Daniel Barenboim, Tate Modern | reviews, news & interviews
Daniel Barenboim, Tate Modern
Daniel Barenboim, Tate Modern
Chopin a casualty in the great struggle between pianist and building
Perhaps it was worth another go. Classical music recitals have never been properly tried in the Turbine Hall before (though similar things have and have failed). Certainly Barenboim wasn't to blame. I doubt he even knew what the Turbine Hall was. He only arrived 30 minutes before the start of the concert. And Decca, under whose auspices this surprise event was taking place, can't be held responsible. They were just very valiantly trying to flog some of Barenboim's new Chopin CDs.
Someone, however, was to blame for flying in five members of the Berlin Staatskapelle to accompany Barenboim in one measly movement of the chamber version of the First Piano Concerto. Chopin's orchestral cushion is hardly riveting stuff. And in this arrangement, and in this hall, it became a barely audible, ill-defined hum. It would have been just as musically worthwhile to resurrect the infamous Turbine Hall electronic purr as accompaniment.
And why only the slow movement? That made more sense. No doubt Barenboim realised as soon as he stepped into this Jonah's whale of a place that nothing that didn't shift at a snail's pace (dolphins could have learnt how to walk in the time he spent on the two waltzes) could make any musical headway in a hall of this size and decided instead to settle on a few choice morsels that wouldn't be flattened. So we got four works in total. Four. Each desperately padded out with chit-chat. The usual Barenboim shtick. A mixture of the worst of Tony Blair and the best of Nicholas Parsons. Even in this diehard crowd it didn't go down well. He was greeted with a series of the most erudite catcalls in history: "Ballade in F minor!", "Waltz in B minor!" Needless to say, Barenboim did not enjoy being treated like a performing monkey. A tetchy side was being teased out of this great Gandhi.
And the music? Well, it wasn't a car crash. Not quite. Barenboim's too much of a pro for that. But it wasn't much of a musical experience. What we witnessed resembled more of a wrestling match, an Olympian tussle between man and building, Barenboim and hall. His first tack was to work with it. Allow the space to turn everything he played to mush. That was all very well for the concerto Romance. It withstood the Classic FM-ing. In fact, it gained something from being re-edited by the vagaries of resonance. The way the string accompaniment became a fuzzy blanket of distant noise was rather brilliant. I also don't think I've heard a piano line sound more pearly; Barenboim's slow melodic line seemed to relish swimming around that hall. But the effect had the interest not of music but of a very fine art installation.
The smaller works that followed had sharper changes of mood and dynamic direction. They had to become more than just dreamy, disjointed sonic baubles.
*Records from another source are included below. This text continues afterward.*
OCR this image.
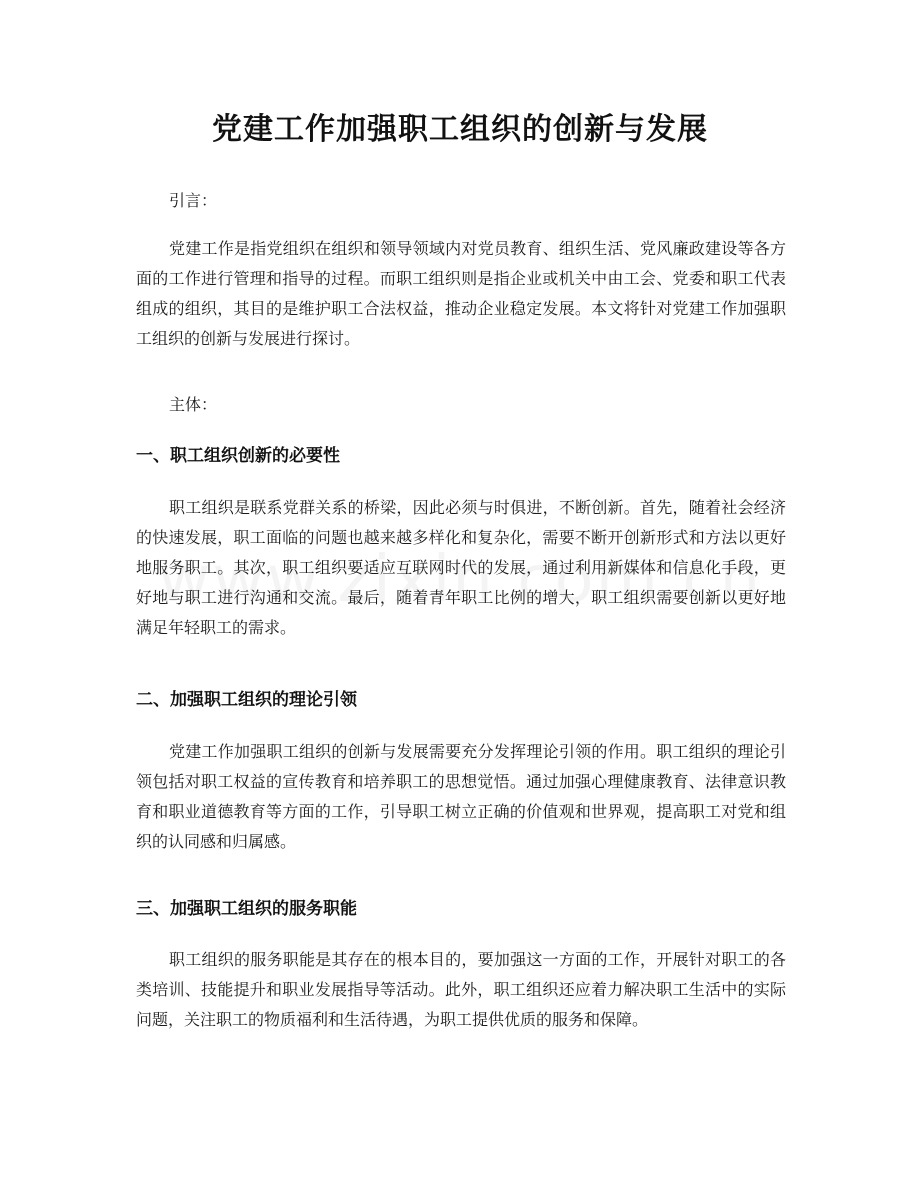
党建工作加强职工组织的创新与发展

引言：

党建工作是指党组织在组织和领导领域内对党员教育、组织生活、党风廉政建设等各方面的工作进行管理和指导的过程。而职工组织则是指企业或机关中由工会、党委和职工代表组成的组织，其目的是维护职工合法权益，推动企业稳定发展。本文将针对党建工作加强职工组织的创新与发展进行探讨。

主体：

一、职工组织创新的必要性

职工组织是联系党群关系的桥梁，因此必须与时俱进，不断创新。首先，随着社会经济的快速发展，职工面临的问题也越来越多样化和复杂化，需要不断开创新形式和方法以更好地服务职工。其次，职工组织要适应互联网时代的发展，通过利用新媒体和信息化手段，更好地与职工进行沟通和交流。最后，随着青年职工比例的增大，职工组织需要创新以更好地满足年轻职工的需求。

二、加强职工组织的理论引领

党建工作加强职工组织的创新与发展需要充分发挥理论引领的作用。职工组织的理论引领包括对职工权益的宣传教育和培养职工的思想觉悟。通过加强心理健康教育、法律意识教育和职业道德教育等方面的工作，引导职工树立正确的价值观和世界观，提高职工对党和组织的认同感和归属感。

三、加强职工组织的服务职能

职工组织的服务职能是其存在的根本目的，要加强这一方面的工作，开展针对职工的各类培训、技能提升和职业发展指导等活动。此外，职工组织还应着力解决职工生活中的实际问题，关注职工的物质福利和生活待遇，为职工提供优质的服务和保障。
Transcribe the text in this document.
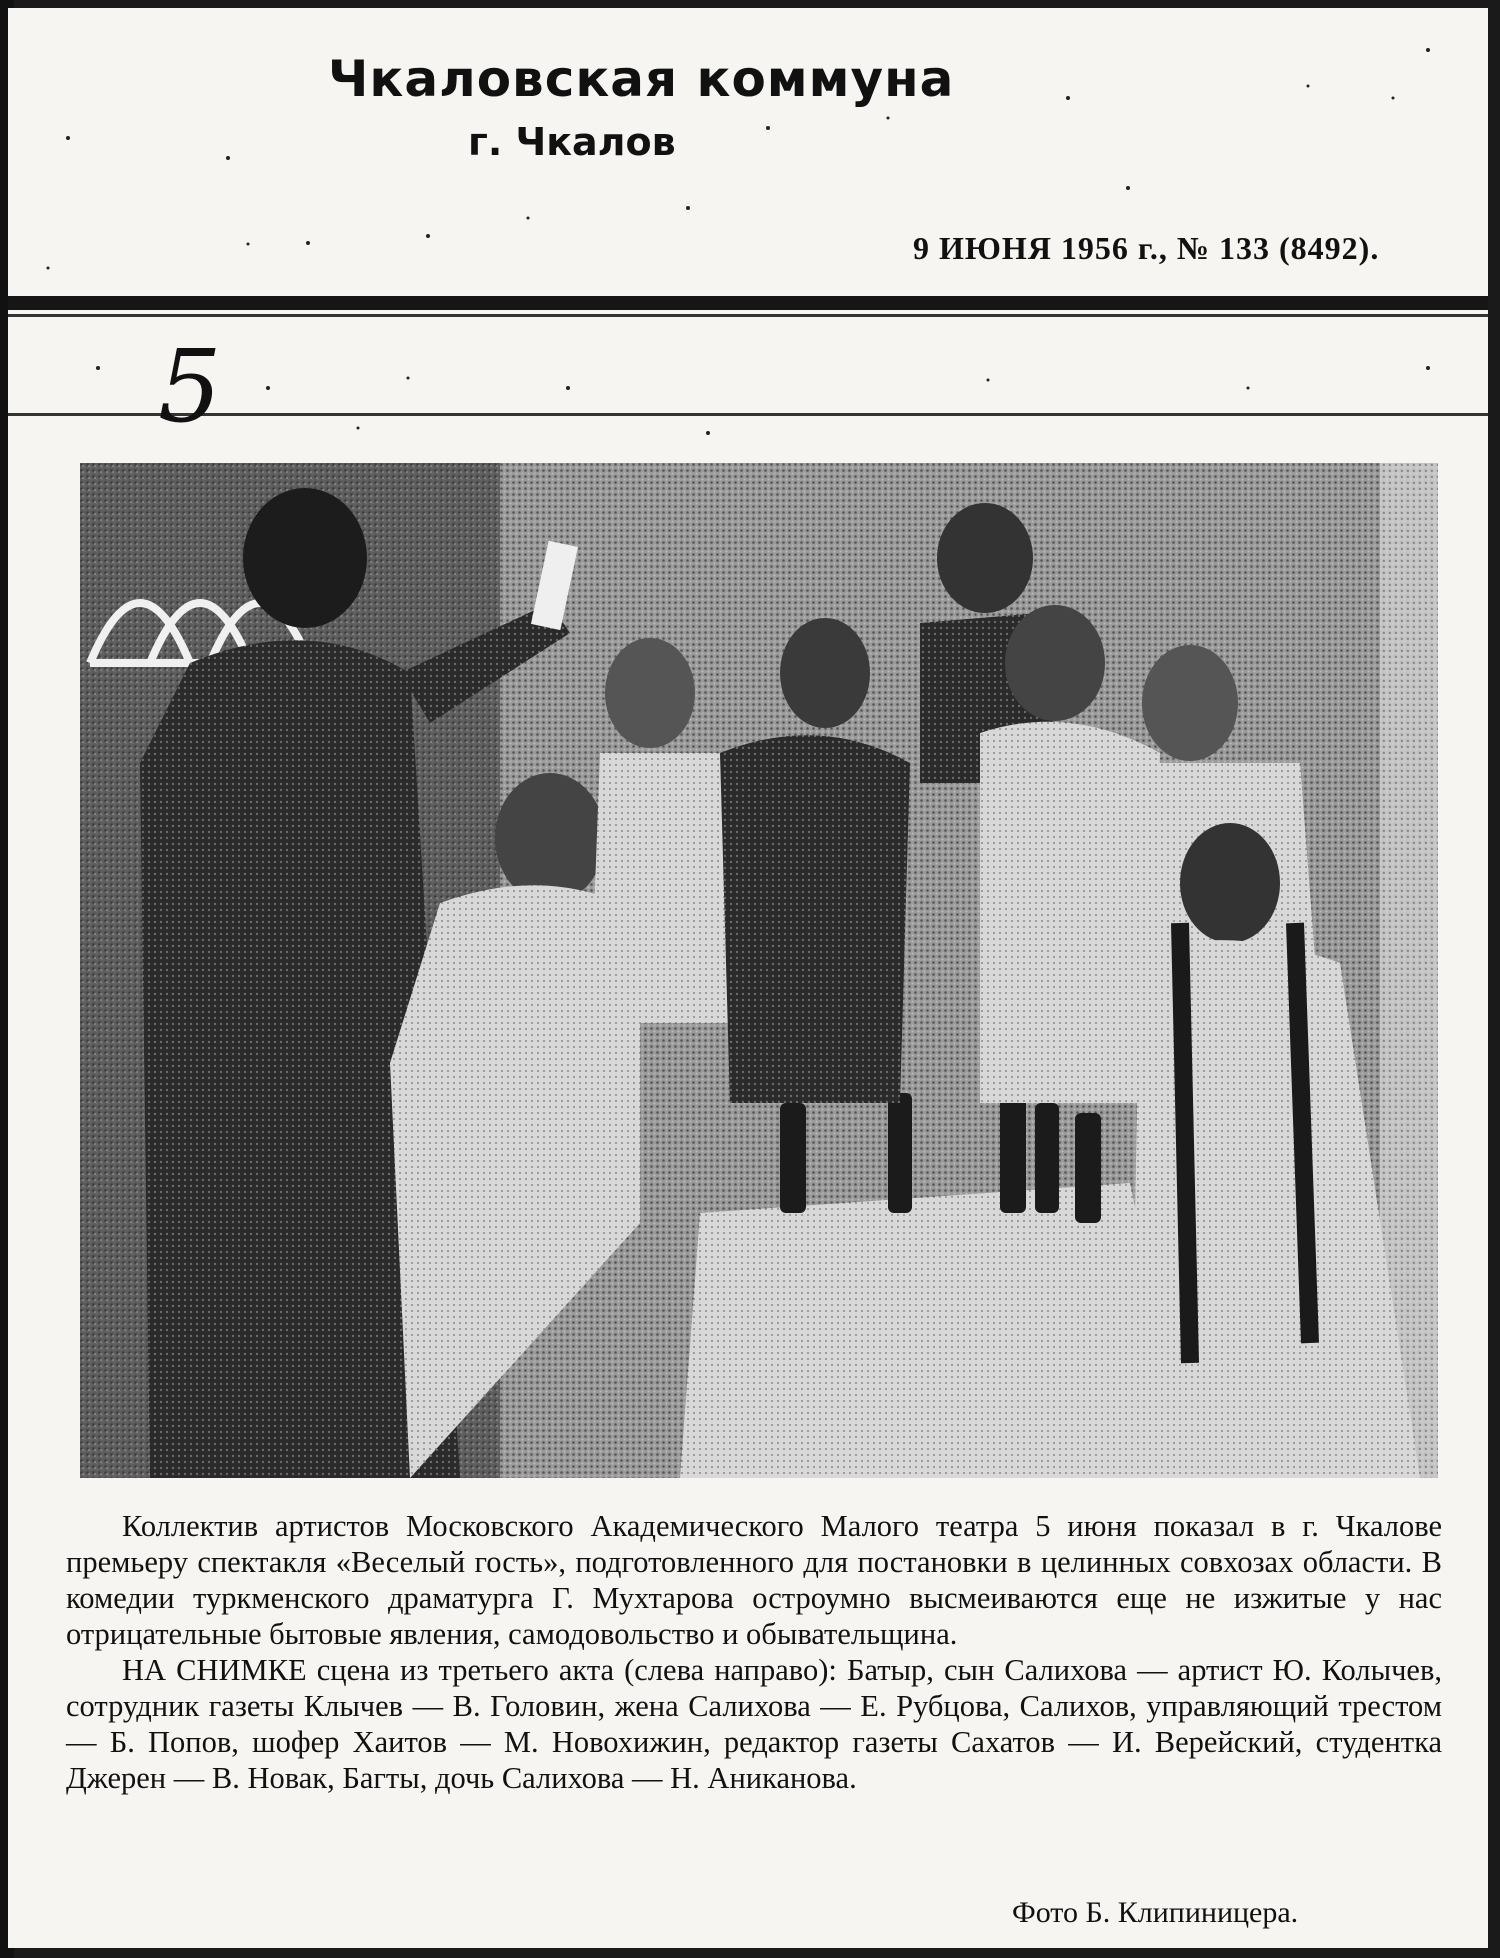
Чкаловская коммуна
г. Чкалов
9 ИЮНЯ 1956 г., № 133 (8492).
5

Коллектив артистов Московского Академического Малого театра 5 июня показал в г. Чкалове премьеру спектакля «Веселый гость», подготовленного для постановки в целинных совхозах области. В комедии туркменского драматурга Г. Мухтарова остроумно высмеиваются еще не изжитые у нас отрицательные бытовые явления, самодовольство и обывательщина.

НА СНИМКЕ сцена из третьего акта (слева направо): Батыр, сын Салихова — артист Ю. Колычев, сотрудник газеты Клычев — В. Головин, жена Салихова — Е. Рубцова, Салихов, управляющий трестом — Б. Попов, шофер Хаитов — М. Новохижин, редактор газеты Сахатов — И. Верейский, студентка Джерен — В. Новак, Багты, дочь Салихова — Н. Аниканова.

Фото Б. Клипиницера.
They had to work as fully formed worlds. A monumental task in this hall. You could see the effort on Barenboim's brow. It was like he was attempting to manoeuvre the Titanic through a brook. Too big a push and the sound would never end. Too small and it wouldn't budge. So he heaved and he hoed, distorting the Nocturne in D flat major out of all proportion, adding bass octaves to the (in Barenboim's hands, five) Minute Waltz, struggling to tame the invisible rival that was the emptiness around him. Despite atmospheric changes of scene, the Barcarole ultimately descended into a bash-up.
Odd little rubato flutters gusted away flatulently at the start of the D-flat Nocturne apropos of nothing
One couldn't just blame acoustics, however. His legions of crazed fans massed in the hall stretching out their hands for just one feel of this modern Messiah will no doubt disagree but Barenboim isn't a pianist that can just turn his hand to anything and magic up a masterpiece. Mention his name in pianophile company and it is quickly dismissed. Live, he can upturn these expectations. The Beethoven cycle was without doubt a glorious thing. But he has a tendency to over-manipulate the musical line in a capricious way. (It is no coincidence that Lang Lang is a protégé.) Odd little rubato flutters, for example, gusted away flatulently at the start of the D-flat Nocturne apropos of nothing. This sort of thing would have been the same wherever he'd played the recital.
All this acoustical and stylistic idiosyncrasy might not have been good for us. But, ironically, it did him and his shaky technique no harm. Solecisms only began to get noticed when they started creeping into the melody in the Barcarole. It should have been enough to dock him a standing ovation. But then, as Barenboim himself said last night, the public are sometimes wrong. We were wrong, he said, to ignore Mahler for half a century. We were also wrong to attend last night's recital.